We at TAE are big fans of artists we discover daily – whether we go through social media or randomly stumble upon art and artists, especially those with quirky things about them. Such an example is Alex Tebb, better known by her moniker Alex Louisa, an Australian fine artist who specializes in painting various types of birds using various media including oil, acrylic, charcoal, and PanPastel.
Based in Brisbane, Alex Louisa has a writing background having graduated with a degree in Journalism and Creative Writing. However, her art seems to be her main focus, with 8 years of experience as a graphic artist before finally focusing entirely on her personal art.
This gallant effort has earned her a lot of recognition, having been featured in various publications since 2009, including Queensland Homes – Autumn – “Design Pilgrim – The Lust List: Design, Art Life + Style” in 2014 among many others. When you check her website’s bio, you’ll be impressed she has also become a finalist in various competitions:
- 2012 – Finalist – Marie Ellis OAM Prize for Drawing – Highly Commended
- 2013 – Finalist – Waterhouse Natural History Art Prize
- 2014 – Finalist – Lethbridge 10000 Small Works Prize
- 2015 – Finalist – Lethbridge 10000 Small Works Prize – Highly Commended
Back in 2008, she had her first solo exhibit in Brisbane, at Jugglers Art Space, and everything flowed on from there. From local recognition, her work now reaches an international crowd – she belongs to the PRISMA Collective, where 30 artists from all over the world get selected and featured.
We were easily impressed by Alex Louisa’s work, as she has a keen sense of beauty expressed in her works, all while experimenting with mixed media. She mainly works using oil paints or various drawing materials, and often draws birds and fouls, with the occasional other types of flora and fauna. Mainly, she works on anything from nature that grabs her attention, all while juggling being a mother to two boys (twins!) and as a loving wife, and host to a large German Shepherd dog.
“I live in a semi-rural area south of Brisbane with my husband and our twin three year old boys,” she tells We Are Scout in an interview last year. They live in a place filled with birds and trees that “spark my painting ideas.”
You may be imagining, what it’s like to be an artist and a full-time mother. It’s no walk in the park, but Alex Louisa makes it work. “As a work-from-home mum much of my work time happens at night, right when there isn’t any great light to paint by!” she explains. “On the rare occasion I can sneak past my boys’ room before they wake up and get a tiny bit of work in while the sun rises.”
A question in mind is why she stuck with traditional when digital seems to be the trend these days in art. “By the time I graduated I found myself applying for the one and only Graphic Art job that was advertised instead,” she recalls. “I’d barely even used Photoshop and ended up in a job where I was doing digital art all day. I didn’t even know on my first day that the thing sitting in the middle of my desk was a Wacom tablet, let alone how to use it.”
“I spent the next 8 years doing digital art for a day job, and my personal traditional art at night and on weekends,” she said.
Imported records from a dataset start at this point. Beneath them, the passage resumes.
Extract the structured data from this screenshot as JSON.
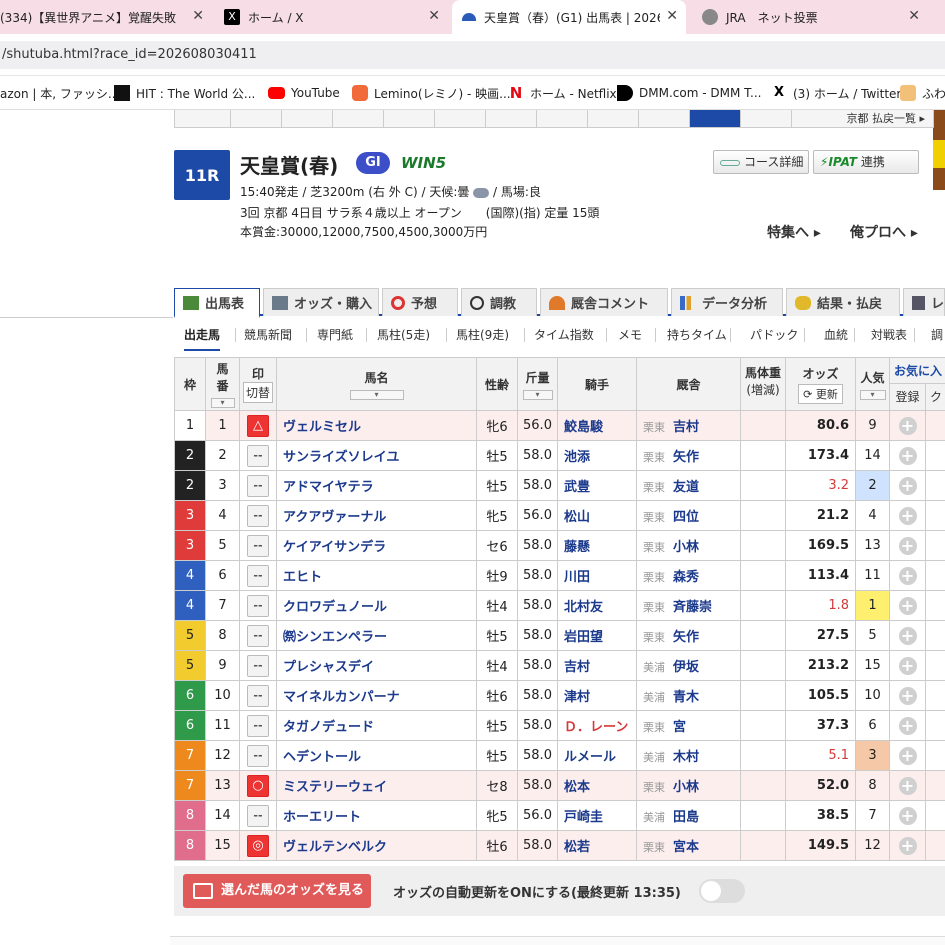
{
  "tabs": [
    {
      "label": "(334)【異世界アニメ】覚醒失敗",
      "icon": "youtube-icon"
    },
    {
      "label": "ホーム / X",
      "icon": "x-icon"
    },
    {
      "label": "天皇賞（春）(G1) 出馬表 | 2026",
      "icon": "netkeiba-icon"
    },
    {
      "label": "JRA　ネット投票",
      "icon": "globe-icon"
    }
  ],
  "address": "/shutuba.html?race_id=202608030411",
  "bookmarks": [
    {
      "label": "azon | 本, ファッシ...",
      "icon": "amazon-icon"
    },
    {
      "label": "HIT : The World 公...",
      "icon": "hit-icon"
    },
    {
      "label": "YouTube",
      "icon": "youtube-icon"
    },
    {
      "label": "Lemino(レミノ) - 映画...",
      "icon": "lemino-icon"
    },
    {
      "label": "ホーム - Netflix",
      "icon": "netflix-icon"
    },
    {
      "label": "DMM.com - DMM T...",
      "icon": "dmm-icon"
    },
    {
      "label": "(3) ホーム / Twitter",
      "icon": "x-icon"
    },
    {
      "label": "ふわ",
      "icon": "fuwa-icon"
    }
  ],
  "top_link": "京都 払戻一覧 ▸",
  "race": {
    "number": "11R",
    "name": "天皇賞(春)",
    "grade": "GI",
    "win5": "WIN5",
    "line1": "15:40発走 / 芝3200m (右 外 C) / 天候:曇",
    "line1b": "/ 馬場:良",
    "line2": "3回 京都 4日目 サラ系４歳以上 オープン　　(国際)(指) 定量 15頭",
    "line3": "本賞金:30000,12000,7500,4500,3000万円",
    "course_btn": "コース詳細",
    "ipat_btn": "IPAT",
    "ipat_suffix": "連携",
    "feature_link": "特集へ ▸",
    "pro_link": "俺プロへ ▸"
  },
  "main_tabs": [
    "出馬表",
    "オッズ・購入",
    "予想",
    "調教",
    "厩舎コメント",
    "データ分析",
    "結果・払戻",
    "レ"
  ],
  "sub_tabs": [
    "出走馬",
    "競馬新聞",
    "専門紙",
    "馬柱(5走)",
    "馬柱(9走)",
    "タイム指数",
    "メモ",
    "持ちタイム",
    "パドック",
    "血統",
    "対戦表",
    "調"
  ],
  "headers": {
    "waku": "枠",
    "umaban1": "馬",
    "umaban2": "番",
    "mark1": "印",
    "mark2": "切替",
    "name": "馬名",
    "sexage": "性齢",
    "kinryo": "斤量",
    "jockey": "騎手",
    "trainer": "厩舎",
    "weight1": "馬体重",
    "weight2": "(増減)",
    "odds": "オッズ",
    "odds_update": "⟳ 更新",
    "pop": "人気",
    "fav1": "お気に入",
    "fav2": "登録",
    "fav3": "ク"
  },
  "horses": [
    {
      "waku": "1",
      "num": "1",
      "mark": "△",
      "name": "ヴェルミセル",
      "sexage": "牝6",
      "kinryo": "56.0",
      "jockey": "鮫島駿",
      "region": "栗東",
      "trainer": "吉村",
      "odds": "80.6",
      "pop": "9"
    },
    {
      "waku": "2",
      "num": "2",
      "mark": "--",
      "name": "サンライズソレイユ",
      "sexage": "牡5",
      "kinryo": "58.0",
      "jockey": "池添",
      "region": "栗東",
      "trainer": "矢作",
      "odds": "173.4",
      "pop": "14"
    },
    {
      "waku": "2",
      "num": "3",
      "mark": "--",
      "name": "アドマイヤテラ",
      "sexage": "牡5",
      "kinryo": "58.0",
      "jockey": "武豊",
      "region": "栗東",
      "trainer": "友道",
      "odds": "3.2",
      "pop": "2"
    },
    {
      "waku": "3",
      "num": "4",
      "mark": "--",
      "name": "アクアヴァーナル",
      "sexage": "牝5",
      "kinryo": "56.0",
      "jockey": "松山",
      "region": "栗東",
      "trainer": "四位",
      "odds": "21.2",
      "pop": "4"
    },
    {
      "waku": "3",
      "num": "5",
      "mark": "--",
      "name": "ケイアイサンデラ",
      "sexage": "セ6",
      "kinryo": "58.0",
      "jockey": "藤懸",
      "region": "栗東",
      "trainer": "小林",
      "odds": "169.5",
      "pop": "13"
    },
    {
      "waku": "4",
      "num": "6",
      "mark": "--",
      "name": "エヒト",
      "sexage": "牡9",
      "kinryo": "58.0",
      "jockey": "川田",
      "region": "栗東",
      "trainer": "森秀",
      "odds": "113.4",
      "pop": "11"
    },
    {
      "waku": "4",
      "num": "7",
      "mark": "--",
      "name": "クロワデュノール",
      "sexage": "牡4",
      "kinryo": "58.0",
      "jockey": "北村友",
      "region": "栗東",
      "trainer": "斉藤崇",
      "odds": "1.8",
      "pop": "1"
    },
    {
      "waku": "5",
      "num": "8",
      "mark": "--",
      "name": "㉀シンエンペラー",
      "sexage": "牡5",
      "kinryo": "58.0",
      "jockey": "岩田望",
      "region": "栗東",
      "trainer": "矢作",
      "odds": "27.5",
      "pop": "5"
    },
    {
      "waku": "5",
      "num": "9",
      "mark": "--",
      "name": "プレシャスデイ",
      "sexage": "牡4",
      "kinryo": "58.0",
      "jockey": "吉村",
      "region": "美浦",
      "trainer": "伊坂",
      "odds": "213.2",
      "pop": "15"
    },
    {
      "waku": "6",
      "num": "10",
      "mark": "--",
      "name": "マイネルカンパーナ",
      "sexage": "牡6",
      "kinryo": "58.0",
      "jockey": "津村",
      "region": "美浦",
      "trainer": "青木",
      "odds": "105.5",
      "pop": "10"
    },
    {
      "waku": "6",
      "num": "11",
      "mark": "--",
      "name": "タガノデュード",
      "sexage": "牡5",
      "kinryo": "58.0",
      "jockey": "Ｄ．レーン",
      "region": "栗東",
      "trainer": "宮",
      "odds": "37.3",
      "pop": "6"
    },
    {
      "waku": "7",
      "num": "12",
      "mark": "--",
      "name": "ヘデントール",
      "sexage": "牡5",
      "kinryo": "58.0",
      "jockey": "ルメール",
      "region": "美浦",
      "trainer": "木村",
      "odds": "5.1",
      "pop": "3"
    },
    {
      "waku": "7",
      "num": "13",
      "mark": "○",
      "name": "ミステリーウェイ",
      "sexage": "セ8",
      "kinryo": "58.0",
      "jockey": "松本",
      "region": "栗東",
      "trainer": "小林",
      "odds": "52.0",
      "pop": "8"
    },
    {
      "waku": "8",
      "num": "14",
      "mark": "--",
      "name": "ホーエリート",
      "sexage": "牝5",
      "kinryo": "56.0",
      "jockey": "戸崎圭",
      "region": "美浦",
      "trainer": "田島",
      "odds": "38.5",
      "pop": "7"
    },
    {
      "waku": "8",
      "num": "15",
      "mark": "◎",
      "name": "ヴェルテンベルク",
      "sexage": "牡6",
      "kinryo": "58.0",
      "jockey": "松若",
      "region": "栗東",
      "trainer": "宮本",
      "odds": "149.5",
      "pop": "12"
    }
  ],
  "bottom": {
    "odds_button": "選んだ馬のオッズを見る",
    "auto_update": "オッズの自動更新をONにする(最終更新 13:35)"
  },
  "colors": {
    "waku1": "#ffffff",
    "waku2": "#222222",
    "waku3": "#e03b3b",
    "waku4": "#2f5fbf",
    "waku5": "#f2cc2e",
    "waku6": "#2f9a4a",
    "waku7": "#ee8a1d",
    "waku8": "#e16d8c",
    "pop1": "#ffef6e",
    "pop2": "#cfe3ff",
    "pop3": "#f5c9a8",
    "accent": "#1d4aa6"
  }
}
However, shortly after giving birth to her twins, everything changed. “Once my boys were about 12 weeks old, my brain kicked into gear, and I found I could be really productive in the little time I had, and I feel my work really improved at that point.”
The fascination with birds goes way back. She confesses on her website that she collects things including feathers, leaves, shells, and many others, then paints them. The thing about birds though is that she truly loves making art about them! “I really, really like painting birds,” she says. “And it is always feathers that captivate me the most. My first word was “bird” and I’ve enamoured with the creatures ever since.”
“I have found that I like to take something very small, and represent it at a much larger scale so these details can really be exposed. By experimenting with a combination of soft-focus and highly detailed areas, I can draw the viewer’s eye to the area that captivates me most, like the tiny layered feathers on the wing of bird no larger than your thumb,” she explains.